Sunday, June 21, 2015

(T - 2) days


I went for a run this evening. I felt much better and refreshed after the run. It wasn't that I was able to straighten my thinking or come to some sort of enlightenment about the interview during the run. In fact I achieved neither. It was just simply being able to get out there, getting my mind off the interview, and doing something that I love that helped me feel better.

Why am I so worried about the interview?  My colleague made a casual comment this week saying: 'Ah jimmy, don't be so stressed. I am sure you will do fine.' I thought to myself. Of course I will be fine. But the point is not about being fine. The point is about having a perfect interview. Only a perfect interview would give us a reasonable chance of getting into the programme.

I am sure i am not the only person thinking of it this way. And here lies the source of all stress and anxiety.

Stressful times like bring me closer to God, as it always does. When i have come to the end of myself, the only person i can go to is God. Obviously there is a hypocritical component to this, in that i only go to God when i am in deep need. Other times, i just lead my own life the way i wanted to. It feels like i am only 'using' God to help to advance my career. But this is, of course, not entirely true. I also go to God for comfort, for guidance, and to find rest when i am heavy-laden. Like a little child who has lost his way, or has nowhere else to go, I run to God.

I think the thing i need to be most concerned now is not the final outcome, neither should i be worried about things like: Will God bless me? Am i holy enough for God to bless me? Or should i spend more time with Him so He would bless me? These questions, while valid and are very human, focus on me utilising God for my own purpose rather God using us for His purpose.

I need to focus on a few truths instead.

First, God loves me and has given His Son to die for me. (John 3:16)

Second, God has a plan and purpose for my life, plans to prosper me and not to harm me. (Jeremiah 29:11)

Third, God's timing is perfect (Ecclesiastes 3). If i don't get on, it will only be because i am not ready, and that there are things God wants me to learn and experience He wants me to have before getting into the programme.

Fourth, I can go in His confidence and do my best for His glory (Philippians 4:13 & 1 Corinthians 10:31).

I surrender it to Him.

They keep me going




Thursday, June 18, 2015

SET interview (T - 4 days)


Next Tuesday I am attending an interview for the surgical education training (SET) programme. This is the final hurdle, after curriculum vitae scoring (15%) and referee report scoring (60%). This is where trainees are subjected to a series of questions in a broad range of topics to decide suitability and aptitude for the programme. During the interview, you come face to face with very experienced surgeons, where you can't hide your defects in knowledge, nervousness and lack in experience. 5 stations. 10 minutes in each station.

Last year, around ~500 people across Australia applied,  ~400 people were short-listed for interview, and 54 people were selected into the programme. This year, approximately ~300 plus applicants across Australia applied, 150 were short-listed for interview, and eventually only 50 people will be selected for the programme.

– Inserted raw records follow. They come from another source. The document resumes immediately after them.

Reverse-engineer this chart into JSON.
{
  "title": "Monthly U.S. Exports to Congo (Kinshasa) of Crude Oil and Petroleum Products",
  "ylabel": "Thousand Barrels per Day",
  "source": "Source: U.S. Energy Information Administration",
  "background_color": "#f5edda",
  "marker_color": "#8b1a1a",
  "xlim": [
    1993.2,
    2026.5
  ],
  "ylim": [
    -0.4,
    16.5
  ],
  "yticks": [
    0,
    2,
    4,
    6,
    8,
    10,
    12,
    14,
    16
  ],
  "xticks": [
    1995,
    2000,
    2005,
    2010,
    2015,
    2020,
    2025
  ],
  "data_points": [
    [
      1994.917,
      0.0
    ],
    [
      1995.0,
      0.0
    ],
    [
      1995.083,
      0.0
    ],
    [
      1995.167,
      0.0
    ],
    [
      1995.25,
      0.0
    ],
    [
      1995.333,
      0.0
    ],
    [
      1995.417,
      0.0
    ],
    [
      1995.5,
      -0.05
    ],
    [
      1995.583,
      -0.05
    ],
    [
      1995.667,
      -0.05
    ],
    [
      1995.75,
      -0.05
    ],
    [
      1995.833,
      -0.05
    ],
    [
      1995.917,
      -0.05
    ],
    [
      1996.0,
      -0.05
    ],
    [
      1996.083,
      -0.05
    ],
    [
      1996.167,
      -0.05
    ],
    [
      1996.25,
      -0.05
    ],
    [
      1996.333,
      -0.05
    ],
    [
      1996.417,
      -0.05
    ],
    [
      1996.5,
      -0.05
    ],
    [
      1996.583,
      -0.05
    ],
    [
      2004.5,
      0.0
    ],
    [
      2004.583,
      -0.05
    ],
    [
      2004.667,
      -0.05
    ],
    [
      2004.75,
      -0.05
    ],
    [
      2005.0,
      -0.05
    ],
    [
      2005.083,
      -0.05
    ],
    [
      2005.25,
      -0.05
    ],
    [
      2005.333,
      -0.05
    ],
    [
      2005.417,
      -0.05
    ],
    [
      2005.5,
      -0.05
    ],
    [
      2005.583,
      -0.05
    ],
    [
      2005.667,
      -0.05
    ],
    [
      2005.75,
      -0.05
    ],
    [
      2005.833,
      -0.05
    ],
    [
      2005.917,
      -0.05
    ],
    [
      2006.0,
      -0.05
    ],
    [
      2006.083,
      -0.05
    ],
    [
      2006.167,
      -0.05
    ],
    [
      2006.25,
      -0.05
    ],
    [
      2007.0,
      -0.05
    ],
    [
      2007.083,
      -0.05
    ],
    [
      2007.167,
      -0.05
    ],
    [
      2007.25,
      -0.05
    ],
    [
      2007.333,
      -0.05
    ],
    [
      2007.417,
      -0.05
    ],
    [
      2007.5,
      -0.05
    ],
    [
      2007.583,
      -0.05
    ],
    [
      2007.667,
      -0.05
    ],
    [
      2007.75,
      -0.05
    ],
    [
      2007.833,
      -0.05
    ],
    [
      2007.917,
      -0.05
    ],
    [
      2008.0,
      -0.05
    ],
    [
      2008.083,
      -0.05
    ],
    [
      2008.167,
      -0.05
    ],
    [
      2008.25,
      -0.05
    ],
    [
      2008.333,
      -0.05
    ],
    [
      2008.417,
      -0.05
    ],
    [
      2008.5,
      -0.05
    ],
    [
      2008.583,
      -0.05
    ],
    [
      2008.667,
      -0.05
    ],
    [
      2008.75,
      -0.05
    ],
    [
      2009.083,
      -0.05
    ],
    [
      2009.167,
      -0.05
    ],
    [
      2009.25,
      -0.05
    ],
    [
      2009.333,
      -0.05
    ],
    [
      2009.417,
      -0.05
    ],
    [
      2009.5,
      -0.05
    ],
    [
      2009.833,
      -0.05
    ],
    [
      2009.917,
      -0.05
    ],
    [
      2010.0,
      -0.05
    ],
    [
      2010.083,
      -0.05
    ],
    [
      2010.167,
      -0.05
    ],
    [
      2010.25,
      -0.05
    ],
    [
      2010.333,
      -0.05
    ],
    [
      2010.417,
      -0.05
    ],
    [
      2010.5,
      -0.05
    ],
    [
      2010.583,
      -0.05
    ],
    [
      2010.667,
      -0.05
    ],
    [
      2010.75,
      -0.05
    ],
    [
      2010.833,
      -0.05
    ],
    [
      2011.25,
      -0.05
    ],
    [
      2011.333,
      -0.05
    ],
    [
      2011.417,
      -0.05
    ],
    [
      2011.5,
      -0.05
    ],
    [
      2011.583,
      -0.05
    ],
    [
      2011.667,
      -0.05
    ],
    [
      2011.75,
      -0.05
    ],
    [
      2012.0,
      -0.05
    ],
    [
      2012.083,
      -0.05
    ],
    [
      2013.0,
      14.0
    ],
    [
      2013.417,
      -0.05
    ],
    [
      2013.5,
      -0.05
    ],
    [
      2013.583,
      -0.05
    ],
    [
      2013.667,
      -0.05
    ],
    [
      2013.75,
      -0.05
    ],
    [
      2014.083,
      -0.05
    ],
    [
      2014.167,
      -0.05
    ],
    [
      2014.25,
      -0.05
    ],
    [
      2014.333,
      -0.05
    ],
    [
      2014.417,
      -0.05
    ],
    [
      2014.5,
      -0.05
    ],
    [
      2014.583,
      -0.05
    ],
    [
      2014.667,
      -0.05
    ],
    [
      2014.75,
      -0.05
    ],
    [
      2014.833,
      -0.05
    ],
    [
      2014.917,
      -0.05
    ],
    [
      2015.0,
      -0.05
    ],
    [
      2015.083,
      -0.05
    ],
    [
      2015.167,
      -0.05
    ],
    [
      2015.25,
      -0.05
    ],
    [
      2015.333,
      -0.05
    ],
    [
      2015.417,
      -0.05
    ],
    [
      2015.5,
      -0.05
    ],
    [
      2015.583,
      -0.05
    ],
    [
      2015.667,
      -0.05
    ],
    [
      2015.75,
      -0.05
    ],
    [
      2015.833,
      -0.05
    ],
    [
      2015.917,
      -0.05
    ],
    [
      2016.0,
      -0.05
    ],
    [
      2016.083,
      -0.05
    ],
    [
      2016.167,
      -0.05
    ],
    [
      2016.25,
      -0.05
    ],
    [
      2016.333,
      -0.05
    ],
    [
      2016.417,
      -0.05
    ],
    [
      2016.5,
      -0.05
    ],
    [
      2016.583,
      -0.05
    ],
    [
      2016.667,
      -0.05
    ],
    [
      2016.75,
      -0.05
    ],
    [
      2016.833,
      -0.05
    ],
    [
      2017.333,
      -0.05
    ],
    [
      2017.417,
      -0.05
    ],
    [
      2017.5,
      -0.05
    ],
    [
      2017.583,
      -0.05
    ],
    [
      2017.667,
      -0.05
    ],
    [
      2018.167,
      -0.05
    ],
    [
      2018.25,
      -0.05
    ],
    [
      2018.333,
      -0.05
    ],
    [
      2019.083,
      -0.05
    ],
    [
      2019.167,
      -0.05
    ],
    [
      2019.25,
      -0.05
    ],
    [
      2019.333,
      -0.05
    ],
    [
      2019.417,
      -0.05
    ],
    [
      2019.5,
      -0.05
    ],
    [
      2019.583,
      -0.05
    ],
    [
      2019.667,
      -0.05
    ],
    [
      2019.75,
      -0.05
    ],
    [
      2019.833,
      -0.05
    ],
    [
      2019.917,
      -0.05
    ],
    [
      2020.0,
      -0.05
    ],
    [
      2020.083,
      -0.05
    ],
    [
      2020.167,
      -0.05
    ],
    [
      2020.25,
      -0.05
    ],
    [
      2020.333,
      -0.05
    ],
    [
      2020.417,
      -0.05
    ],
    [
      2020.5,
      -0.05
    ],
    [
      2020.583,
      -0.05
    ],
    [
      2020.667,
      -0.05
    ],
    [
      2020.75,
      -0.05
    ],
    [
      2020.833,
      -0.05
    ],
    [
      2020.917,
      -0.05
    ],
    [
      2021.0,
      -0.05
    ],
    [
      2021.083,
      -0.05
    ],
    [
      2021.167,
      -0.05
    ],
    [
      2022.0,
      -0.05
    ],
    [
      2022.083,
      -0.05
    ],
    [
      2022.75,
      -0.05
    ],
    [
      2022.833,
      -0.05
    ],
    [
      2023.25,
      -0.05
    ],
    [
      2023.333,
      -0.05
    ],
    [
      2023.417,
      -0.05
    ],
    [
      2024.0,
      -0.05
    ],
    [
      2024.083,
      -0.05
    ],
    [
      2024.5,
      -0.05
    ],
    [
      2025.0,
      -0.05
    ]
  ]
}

It's been an extremely difficult week for me. Somehow I just felt I am not in a good mental shape to attend the interview. I have been doing some reading and practice with friends, and my answers always come short. I am not able to think of an intelligent answer on time, much less structure my answer properly in a concise and clear manner. What comes out is usually just a random ball of mess.

I just don't believe I belong there. I felt like I don't deserve the interview. I felt others who have worked hard deserved more than me. I am frightened. I am frightened by the fact that i will be staring at the interviewers with my mind go blank on the interview day.

Time is running out. I have 4 days to get my shit together. 4 more days to D day. I am still in a mess. I need a breakthrough in my mind and spirit. Lord, I desperately need You to come through for me.